The production of olive oil thrived in areas surrounding modern-day Tunisia, as local producers inherited all the technology and know-how that the Romans had passed on to them in previous centuries. In the newly named Al-Ándalus region (the new name given by the Muslims to the Iberian Peninsula), olive oil became a staple in the population’s daily diet, often replacing animal fats. It was also widely adopted for medicinal purposes.
Arab migrants who inhabited the peninsula were quick to notice the value of the highly productive olive plantations that the Romans had established centuries ago. Areas such as the Aljarafe near Seville counted almost half a million olive trees and, as a result of centuries of cultivation, these olive trees were producing some of the highest yields ever seen.
The New World and the Modern Era
Following Columbus’ arrival in America in 1492, the Spanish were the first to introduce the olive tree to the New World. Within a century they had helped spread the olive tree all the way from California to the south of Chile.

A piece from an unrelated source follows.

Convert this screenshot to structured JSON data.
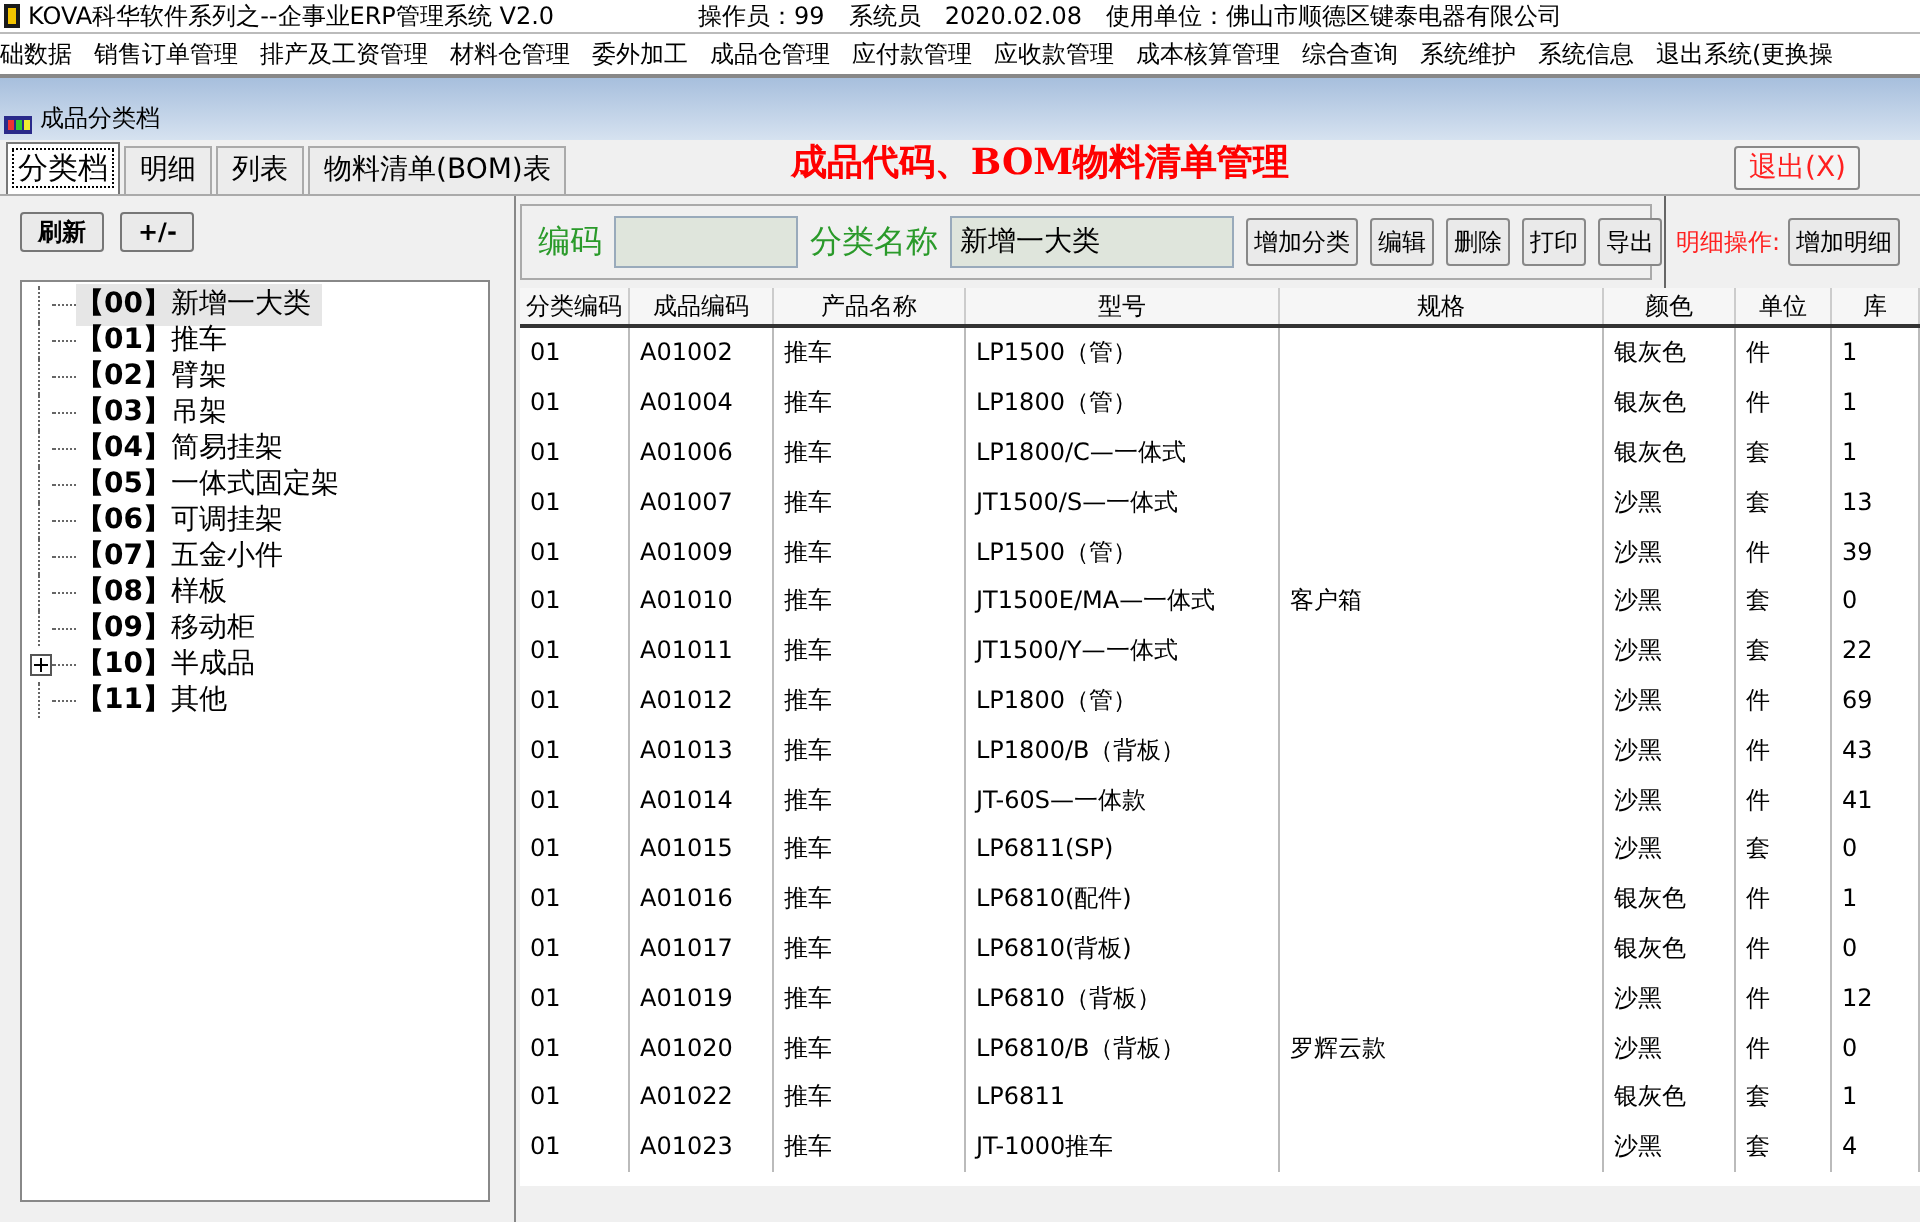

Nowadays, the olive tree has made its way to all continents except for Antarctica. Olive groves can be found in southern Africa, in China, all the way to Oceania. Spain produces over 50% of olive oil worldwide with most of its production originating from Andalusia, home of Italica Olive Oil. Italy and Greece are the second and third largest producers of olive oil, with Tunisia – yet another Mediterranean country – coming in fourth place. Regulated by the International Olive Oil Council (IOOC), the industry has been in constant growth since the beginning of the twentieth century and is set to keep growing for years to come.